The hallmark of India is its unity in diversity. Its real strength lies in its compactness of culture, firmness of trust and togetherness between Indians. Though there is a huge diversity in physical, religious, racial variety and languages, people from every nook and corner of the country live in harmony with the pride and patriotism of being Indians. People from diverse cultures, surroundings, habits, life-style, preferences, costumes represent one country – India.
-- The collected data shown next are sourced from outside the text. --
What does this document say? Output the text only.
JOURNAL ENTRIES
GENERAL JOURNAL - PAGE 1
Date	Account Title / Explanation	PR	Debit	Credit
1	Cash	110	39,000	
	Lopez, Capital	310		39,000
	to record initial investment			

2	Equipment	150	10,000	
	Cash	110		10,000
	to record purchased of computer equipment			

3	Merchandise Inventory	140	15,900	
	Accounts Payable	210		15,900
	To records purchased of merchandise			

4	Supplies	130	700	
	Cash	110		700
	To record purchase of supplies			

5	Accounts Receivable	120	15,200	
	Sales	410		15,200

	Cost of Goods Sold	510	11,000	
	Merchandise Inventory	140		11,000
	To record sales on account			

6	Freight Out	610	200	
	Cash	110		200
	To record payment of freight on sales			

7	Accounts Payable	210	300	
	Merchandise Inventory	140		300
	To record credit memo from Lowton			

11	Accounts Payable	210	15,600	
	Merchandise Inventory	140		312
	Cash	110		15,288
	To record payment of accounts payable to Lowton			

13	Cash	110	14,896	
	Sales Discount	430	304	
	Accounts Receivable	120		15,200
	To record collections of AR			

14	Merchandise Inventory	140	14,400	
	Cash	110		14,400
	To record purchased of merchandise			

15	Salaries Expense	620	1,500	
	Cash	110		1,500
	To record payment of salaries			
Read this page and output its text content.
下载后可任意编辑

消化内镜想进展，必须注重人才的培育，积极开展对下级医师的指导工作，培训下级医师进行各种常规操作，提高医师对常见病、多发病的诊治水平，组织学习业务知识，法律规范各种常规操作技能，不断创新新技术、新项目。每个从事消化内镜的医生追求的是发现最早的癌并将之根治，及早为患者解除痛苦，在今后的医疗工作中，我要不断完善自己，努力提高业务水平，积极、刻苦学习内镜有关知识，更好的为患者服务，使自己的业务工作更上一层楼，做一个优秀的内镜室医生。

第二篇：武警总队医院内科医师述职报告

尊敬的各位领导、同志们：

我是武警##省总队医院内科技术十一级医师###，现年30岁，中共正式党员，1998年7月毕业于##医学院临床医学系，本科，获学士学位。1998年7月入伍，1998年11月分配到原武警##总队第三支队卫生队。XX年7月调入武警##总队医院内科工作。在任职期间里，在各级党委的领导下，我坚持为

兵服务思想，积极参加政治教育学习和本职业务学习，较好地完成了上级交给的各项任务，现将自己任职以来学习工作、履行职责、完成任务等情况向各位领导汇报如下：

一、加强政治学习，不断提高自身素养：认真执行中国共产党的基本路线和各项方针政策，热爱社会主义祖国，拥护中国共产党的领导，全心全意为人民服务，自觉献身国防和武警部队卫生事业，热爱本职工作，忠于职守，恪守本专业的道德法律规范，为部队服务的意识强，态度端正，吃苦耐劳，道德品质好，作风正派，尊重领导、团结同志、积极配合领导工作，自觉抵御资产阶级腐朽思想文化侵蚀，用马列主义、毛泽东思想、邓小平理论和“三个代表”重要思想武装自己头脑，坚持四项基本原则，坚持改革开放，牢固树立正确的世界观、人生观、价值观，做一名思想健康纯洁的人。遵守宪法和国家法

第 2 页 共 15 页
Every person, right from his/her childhood would be taught and reminded of his/her role and place in the society. They are taught not only to respect their as well as others culture, tradition, language and festivals, but also to celebrate them wholeheartedly.

Here the Koran, the Bhagwat-Gita, the Bible, the Guru Granth Sahib all will get same respect and honor. Many people (particularly along with friends) visit all the places of worship with same faith and hope irrespective if their religion. Whether it is Diwali, Christmas or ID, most of them celebrate with undivided joy. In fact, almost every family celebrates festivals inviting friends from other religions. Neighbours and friends play a major role in joyous occasions as well as in grief moments. Right from the cradle ceremony to funeral ceremony, Indians with a strong bond of love and friendship share their feelings of happiness or pain.

Every Indian is aware of the fact that Britishers implemented the ‘Divide and Rule’ policy and exploited them for almost 200 years. So they cannot afford to lose their hard-earned independence again. Though there were some instances where people have fought against each other for some reason or the other but such cases very few and only a small, in fact negligible amount of people (with sadistic behaviours) get influenced by this.